My standard for the death penalty is hard scientific evidence, not a coerced confession, not eyewitness testimony, but DNA, fingerprints, fibers, surveillance video, blood stains, etc. that can be independently verified and prove the case beyond any doubt.

10 Kryten42 { 01.12.15 at 10:33 pm }

I agree completely.

There was one mission I was tasked to eliminate someone, and I refused. Simply because all the proof of his *guilt* was in my view suspect. I think I’ve mentioned this before. I wasn’t just some sanctioned killer. I know they got someone else to complete the mission. But I will always believe I did the right thing. And I’ve paid the price. The powers that be don’t forget soldiers who refuse orders, even if legally allowed to do so under certain conditions. *shrug* Too many people are OK with ambiguities. I am not. “No good deed goes unpunished”, right? 🙂

I study history whenever I can, as you know. 🙂 I came across a document by a Jewish History Professor on Concentration Camps during the Holocaust.

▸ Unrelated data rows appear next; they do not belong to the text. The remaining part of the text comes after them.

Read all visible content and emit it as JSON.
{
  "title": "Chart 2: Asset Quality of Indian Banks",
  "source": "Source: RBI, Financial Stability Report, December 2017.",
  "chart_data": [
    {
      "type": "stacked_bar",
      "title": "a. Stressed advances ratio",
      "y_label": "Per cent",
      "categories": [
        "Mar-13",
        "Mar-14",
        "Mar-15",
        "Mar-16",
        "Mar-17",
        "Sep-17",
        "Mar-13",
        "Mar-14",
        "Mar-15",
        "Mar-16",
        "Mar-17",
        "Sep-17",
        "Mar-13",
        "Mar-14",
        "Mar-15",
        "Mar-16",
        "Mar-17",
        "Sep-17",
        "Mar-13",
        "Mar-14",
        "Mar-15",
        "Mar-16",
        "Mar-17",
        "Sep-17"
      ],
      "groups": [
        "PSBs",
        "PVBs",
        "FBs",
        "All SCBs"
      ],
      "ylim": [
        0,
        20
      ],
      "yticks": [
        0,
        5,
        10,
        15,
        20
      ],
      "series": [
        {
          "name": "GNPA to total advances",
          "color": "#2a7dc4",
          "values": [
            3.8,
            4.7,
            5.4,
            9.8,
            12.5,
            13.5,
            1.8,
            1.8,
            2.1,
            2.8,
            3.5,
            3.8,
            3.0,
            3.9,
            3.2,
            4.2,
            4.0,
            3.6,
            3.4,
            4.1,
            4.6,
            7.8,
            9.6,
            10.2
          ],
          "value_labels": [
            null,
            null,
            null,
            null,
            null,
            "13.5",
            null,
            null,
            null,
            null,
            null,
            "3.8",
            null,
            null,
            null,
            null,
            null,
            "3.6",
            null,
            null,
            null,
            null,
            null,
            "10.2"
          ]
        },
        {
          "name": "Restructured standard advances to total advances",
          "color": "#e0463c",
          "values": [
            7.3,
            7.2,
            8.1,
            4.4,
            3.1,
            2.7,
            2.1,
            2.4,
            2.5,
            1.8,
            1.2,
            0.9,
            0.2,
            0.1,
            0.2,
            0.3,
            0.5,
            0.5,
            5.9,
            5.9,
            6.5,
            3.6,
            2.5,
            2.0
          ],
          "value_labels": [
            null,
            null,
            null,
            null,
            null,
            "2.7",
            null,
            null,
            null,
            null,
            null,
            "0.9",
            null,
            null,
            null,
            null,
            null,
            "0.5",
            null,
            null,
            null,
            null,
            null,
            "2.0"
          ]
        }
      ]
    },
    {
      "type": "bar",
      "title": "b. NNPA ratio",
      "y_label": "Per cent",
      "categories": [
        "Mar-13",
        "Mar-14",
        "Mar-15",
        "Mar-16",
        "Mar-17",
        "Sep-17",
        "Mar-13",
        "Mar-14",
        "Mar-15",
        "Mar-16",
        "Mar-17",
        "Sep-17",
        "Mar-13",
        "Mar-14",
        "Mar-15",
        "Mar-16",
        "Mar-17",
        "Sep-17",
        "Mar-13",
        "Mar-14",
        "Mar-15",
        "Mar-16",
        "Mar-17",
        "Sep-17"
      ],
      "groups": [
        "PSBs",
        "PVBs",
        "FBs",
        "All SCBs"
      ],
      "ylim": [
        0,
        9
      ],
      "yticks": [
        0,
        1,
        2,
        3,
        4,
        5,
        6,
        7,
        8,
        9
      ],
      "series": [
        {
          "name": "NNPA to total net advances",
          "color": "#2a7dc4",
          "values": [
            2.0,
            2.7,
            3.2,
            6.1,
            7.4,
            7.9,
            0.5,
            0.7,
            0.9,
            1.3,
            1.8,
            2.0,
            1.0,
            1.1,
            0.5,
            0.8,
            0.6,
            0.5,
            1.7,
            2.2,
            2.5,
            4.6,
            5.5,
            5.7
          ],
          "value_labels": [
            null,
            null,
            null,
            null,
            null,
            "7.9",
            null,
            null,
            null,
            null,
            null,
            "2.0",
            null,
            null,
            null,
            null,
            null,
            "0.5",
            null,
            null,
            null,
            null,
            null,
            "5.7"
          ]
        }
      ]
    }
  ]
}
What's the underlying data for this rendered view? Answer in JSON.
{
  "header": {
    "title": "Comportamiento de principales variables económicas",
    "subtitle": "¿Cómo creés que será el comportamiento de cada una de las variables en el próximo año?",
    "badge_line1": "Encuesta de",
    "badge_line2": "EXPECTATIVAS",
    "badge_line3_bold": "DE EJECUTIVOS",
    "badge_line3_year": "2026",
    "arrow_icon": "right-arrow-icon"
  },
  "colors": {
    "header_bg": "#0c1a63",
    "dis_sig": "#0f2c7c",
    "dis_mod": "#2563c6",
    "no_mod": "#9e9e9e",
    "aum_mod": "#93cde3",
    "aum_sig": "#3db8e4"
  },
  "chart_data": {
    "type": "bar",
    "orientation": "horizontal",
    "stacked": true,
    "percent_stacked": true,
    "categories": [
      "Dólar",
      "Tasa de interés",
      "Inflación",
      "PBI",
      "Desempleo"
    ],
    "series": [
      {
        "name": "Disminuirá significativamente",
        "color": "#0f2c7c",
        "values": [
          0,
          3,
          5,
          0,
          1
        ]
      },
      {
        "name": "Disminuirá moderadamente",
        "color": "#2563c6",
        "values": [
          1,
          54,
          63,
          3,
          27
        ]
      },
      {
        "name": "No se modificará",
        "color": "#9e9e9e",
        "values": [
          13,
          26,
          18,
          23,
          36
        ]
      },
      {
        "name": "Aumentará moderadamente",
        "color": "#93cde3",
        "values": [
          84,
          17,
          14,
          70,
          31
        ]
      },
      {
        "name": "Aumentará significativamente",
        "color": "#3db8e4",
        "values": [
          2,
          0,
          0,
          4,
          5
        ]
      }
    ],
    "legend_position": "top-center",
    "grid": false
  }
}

He discovered a phrase carved into a cell wall by a Jewish prisoner that read: “If there is a God, he will have to beg my forgiveness.” From the document:

Holocaust Haggadah – Efficacy of Prayer -The Greatest Fraud: Words carved into the cell wall of a Jewish prisoner during the Holocaust.
“The murder of at least one million children under the age of 13 in the Holocaust —no matter what the reasons— makes God responsible for murder.”
— History professor Yehuda Bauer.

I couldn’t agree more.

11 Bryan { 01.13.15 at 11:15 am }

All of those ‘wedding parties’ that have been attacked are probably the result of intel based on settling old scores that have nothing to do with terrorism or threats to the US. Half of the people hauled to Guantanamo had no connection to terrorists, but were accused by people who wanted the reward money or had personal grudges to settle. Hell, even in law enforcement you want to know the reason someone is giving you information, and their relationship to the people implicated. Getting good intelligence isn’t easy or there wouldn’t be all of these disasters.

There is nothing worse than putting up with the pronouncements of the fundies giving God a pass on some disaster or another. If He is all-knowing and all-powerful, then it’s His fault, and no moron with a Book is going to convince me otherwise. How reliable can someone be who gambles with Satan [see Book of Job]?